Further to the previous arbor post, a neighbor got a look at it & started a nag for an arbor entrance to her garden. The wife insisted that hers had to be different than ours. Back to the kitchen table designing. Laminated spruce boards again for the same reason. This arbor entailed a fair amount of router table work & again, multiple coats of exterior acrylic latex. Thanks again for lookingl.

Lee


----------



## Mark (Aug 4, 2004)

Wow Lee, those are definatly something else, really good job.


----------



## bobj3 (Jan 17, 2006)

Nice Job Lee  

Need a zoom in shot PLEASE... 


see snapshot... 


Bj


----------



## Lee Brubaker (Jan 30, 2006)

There is no metal of any sort in the panels. The only metal are screws attaching the top of the arbor to the ends & the angle braces running from the upper ends diagonally to the top. The panels are laminated spruce 7/8" W x 1-1/2" thick. Lap joints at the crossover points.Dowels at the angled corners of the pattern. The hexagons were formed from laminated squares 1-1/2" thick with the inner areas first drilled out then final machining with a jigsaw attachment on my RAS. The outer shape of the hexagon was cut using the RAS. Frames were assembled to slide snuggly into the spaces between the upper, mid, & bottom design panels. These are 6" wide. Dowels & glue were used where ever the pattern touches the insides of the frame.

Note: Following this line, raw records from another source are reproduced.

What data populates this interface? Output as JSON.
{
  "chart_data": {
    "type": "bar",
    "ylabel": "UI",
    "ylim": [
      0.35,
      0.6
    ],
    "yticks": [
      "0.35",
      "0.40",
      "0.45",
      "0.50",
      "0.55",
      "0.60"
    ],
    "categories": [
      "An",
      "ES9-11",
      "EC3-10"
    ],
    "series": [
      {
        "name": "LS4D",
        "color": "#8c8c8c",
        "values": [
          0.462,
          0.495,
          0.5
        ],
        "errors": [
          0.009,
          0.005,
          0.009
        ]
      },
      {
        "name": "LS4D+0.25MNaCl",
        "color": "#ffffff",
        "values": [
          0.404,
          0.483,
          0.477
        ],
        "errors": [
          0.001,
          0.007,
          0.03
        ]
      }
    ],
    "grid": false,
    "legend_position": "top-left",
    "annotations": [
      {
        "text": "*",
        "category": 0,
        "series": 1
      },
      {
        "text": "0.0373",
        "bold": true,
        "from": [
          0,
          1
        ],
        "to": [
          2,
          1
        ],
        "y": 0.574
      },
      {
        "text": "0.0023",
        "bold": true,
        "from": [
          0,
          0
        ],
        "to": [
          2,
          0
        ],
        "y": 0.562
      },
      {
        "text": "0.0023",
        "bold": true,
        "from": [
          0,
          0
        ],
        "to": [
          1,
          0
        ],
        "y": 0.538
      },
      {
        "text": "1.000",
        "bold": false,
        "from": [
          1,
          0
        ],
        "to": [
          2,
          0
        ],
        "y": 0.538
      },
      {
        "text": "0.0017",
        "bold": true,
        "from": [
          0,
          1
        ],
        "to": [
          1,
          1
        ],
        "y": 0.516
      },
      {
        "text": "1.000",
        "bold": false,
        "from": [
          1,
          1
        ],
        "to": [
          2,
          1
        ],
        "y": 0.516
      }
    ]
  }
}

The patterned frames were then dowelled & glued into the end uprights.The top,mid, & bottom 6" wide panel design I stole from a quilting book by scanning & printing the design, then cutting the design into segments & shuffling them around until I found a modified design that I liked. So there you are....nothing overly difficult because I'm only a hobbyist & I have to keep things simple.

Lee


----------



## KENNETH KIDWELL (Sep 23, 2005)

If this is not difficult for you then I would hate to se what is.
This is more than I might try to take on.


----------



## Lee Brubaker (Jan 30, 2006)

Ken: The hardest thing about any project is the starting itself. The first thing is to consider what tools will be needed in the process & if you have them what order of steps to do the fun job. Lastly you simply say to yourself that "I can do that" & get with it. You will be surprised by the nifty stuff that can come out of your shop.

Lee


----------